4.3 Rethinking the U-Net architecture for multimodal biomedical image segmentation

Grudzień Adrianna, Łukaszyk Marcin, Piasecki Michał

4.3.1 Abstrac

In our work we wanted to explore what reproducibility is, and how it applies to deep learning. The articles we had choesen are An Improvement of Data Classification Using Random Multimodel Deep Learning (RMDL) and MultiResUNet : Rethinking the U-Net architecture for multimodal biomedical image segmentation. In both papers we faced simmilar issues and limitation ,yet we have concluded our work with diffrent results for each article.
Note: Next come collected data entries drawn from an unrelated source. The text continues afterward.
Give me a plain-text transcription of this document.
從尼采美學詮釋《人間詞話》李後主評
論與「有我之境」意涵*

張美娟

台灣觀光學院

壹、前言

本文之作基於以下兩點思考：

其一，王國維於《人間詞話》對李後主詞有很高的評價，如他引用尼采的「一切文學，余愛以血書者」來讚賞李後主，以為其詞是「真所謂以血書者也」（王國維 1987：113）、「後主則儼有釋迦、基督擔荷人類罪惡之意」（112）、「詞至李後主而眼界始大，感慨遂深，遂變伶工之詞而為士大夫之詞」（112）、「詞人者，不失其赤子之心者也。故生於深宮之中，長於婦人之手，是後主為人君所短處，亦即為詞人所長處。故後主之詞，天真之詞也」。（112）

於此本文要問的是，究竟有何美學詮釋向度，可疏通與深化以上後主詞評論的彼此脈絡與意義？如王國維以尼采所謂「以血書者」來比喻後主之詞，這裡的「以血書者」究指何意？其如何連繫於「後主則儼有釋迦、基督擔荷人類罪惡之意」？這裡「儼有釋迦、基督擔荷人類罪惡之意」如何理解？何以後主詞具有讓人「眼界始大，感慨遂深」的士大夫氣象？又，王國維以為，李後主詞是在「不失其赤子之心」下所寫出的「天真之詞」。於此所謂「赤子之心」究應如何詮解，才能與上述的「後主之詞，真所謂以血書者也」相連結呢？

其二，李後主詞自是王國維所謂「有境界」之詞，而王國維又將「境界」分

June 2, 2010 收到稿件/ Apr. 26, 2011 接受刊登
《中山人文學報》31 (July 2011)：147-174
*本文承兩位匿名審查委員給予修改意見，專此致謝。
First paper is unreproducible and second one is mostly reproducible.

4.3.2 What Reproducibility Is?

Reproducibility of an experiment plays crucial role in scientific community and serves as a proof for validity of both experiment and its consequences. It constitutes a basis of scientific endeavours and enable us to use science as a method to comprehend reality around us.

This essential term means ability to repeat particular experiment and obtain similar results, while having the same conditions, data, tools and means of measurement. Unfortunately, it is not always possible to repeat experiments and conditions required, them might prevent larger community to conduct them. To show these difficulties, we would like to provide two examples, which clearly illustrate, that some experiments might be almost impossible to repeat.

Firstly, let’s consider repeating Galileo experiments of dropping objects from fixed height to establish, whether objects fall with the same velocity. Such simple test is available for everyone, who is eager to explore experimentally basic Newtonian principles. On the other hand, if we would like to switch to quantum physics and prove experimentally quantum nonlocality, we are more than likely to be unable to conduct experiments proving this theory. The infrastructure required to conduct such experiments makes reproducibility an exclusive idea limited to only handful of people.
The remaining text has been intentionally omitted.